Many men had since set off on many a mad adventure since, in search of clues and in the vain hope that they might recover some of the immense riches that it had been carrying when it disappeared. According to the unwritten law, the person who managed to outwit the sand and discover its hidden treasures would be their rightful owner. But the sand hides its secrets well. Sand alone is capable of swallowing entire cities, fortresses, oases, men and camels in one swift, unexpected and violent gulp. With the help of its ally, the wind, a storm of sand could be whipped up enough to turn anyone unlucky enough to be travelling upon it, into just another dune, amongst the millions of other dunes that stretched endlessly through the erg territories.

Nobody knew how many people had lost their lives in search of that lost and legendary caravan and the old men never tired of begging the young not be so foolish as to go in search of it themselves:

‘What the desert claims for itself belongs to the desert,’ they would say. ‘May Allah save those that try to claim it back.’

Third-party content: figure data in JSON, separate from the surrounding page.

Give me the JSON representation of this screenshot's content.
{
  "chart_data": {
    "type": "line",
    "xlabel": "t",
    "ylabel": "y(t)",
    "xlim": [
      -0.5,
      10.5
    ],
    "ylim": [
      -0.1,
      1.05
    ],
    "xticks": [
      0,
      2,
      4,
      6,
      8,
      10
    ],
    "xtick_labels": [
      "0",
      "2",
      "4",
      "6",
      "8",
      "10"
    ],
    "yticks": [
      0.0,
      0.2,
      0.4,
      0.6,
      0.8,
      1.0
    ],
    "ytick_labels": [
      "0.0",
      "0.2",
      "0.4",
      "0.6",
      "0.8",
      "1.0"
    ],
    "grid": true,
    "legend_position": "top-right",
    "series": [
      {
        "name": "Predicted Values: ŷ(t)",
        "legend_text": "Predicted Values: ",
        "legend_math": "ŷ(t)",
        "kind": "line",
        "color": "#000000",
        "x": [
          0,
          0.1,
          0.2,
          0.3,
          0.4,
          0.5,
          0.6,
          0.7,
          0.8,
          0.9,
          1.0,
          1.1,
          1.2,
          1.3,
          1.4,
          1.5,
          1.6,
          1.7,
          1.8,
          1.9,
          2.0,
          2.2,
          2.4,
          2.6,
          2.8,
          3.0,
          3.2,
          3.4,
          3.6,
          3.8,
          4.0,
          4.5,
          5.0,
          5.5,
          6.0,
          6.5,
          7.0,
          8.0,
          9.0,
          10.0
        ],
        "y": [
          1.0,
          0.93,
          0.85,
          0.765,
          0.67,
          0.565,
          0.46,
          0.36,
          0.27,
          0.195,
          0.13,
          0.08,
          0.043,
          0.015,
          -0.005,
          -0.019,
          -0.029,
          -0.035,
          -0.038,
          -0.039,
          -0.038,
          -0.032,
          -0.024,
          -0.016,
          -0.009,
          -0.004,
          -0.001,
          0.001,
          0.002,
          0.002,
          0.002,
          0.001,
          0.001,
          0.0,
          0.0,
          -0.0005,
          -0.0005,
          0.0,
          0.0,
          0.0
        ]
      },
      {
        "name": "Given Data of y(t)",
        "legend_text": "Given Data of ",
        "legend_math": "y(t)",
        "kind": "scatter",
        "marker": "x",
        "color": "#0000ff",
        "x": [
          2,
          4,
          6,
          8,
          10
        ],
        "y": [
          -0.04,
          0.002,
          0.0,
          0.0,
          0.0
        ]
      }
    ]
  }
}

Gazel only wanted to uncover the mystery that surrounded it and the reason why so many beasts and so many men had just disappeared without trace. It was only when he had found himself in the heart of a “lost land” that he had finally understood. In fact, it had made him realise how easy it would be, not just for seven hundred men, but for seven million human beings to disappear into that flat abyss and how surprising it was that anyone, no matter whom, ever came out alive.

Gazel came out alive. But there were not many Imohags like Gazel and so the veil people respected the solitary man, “the ‘Hunter,” inmouchar, who ruled over territories that no one else would have ever dared to claim dominion over.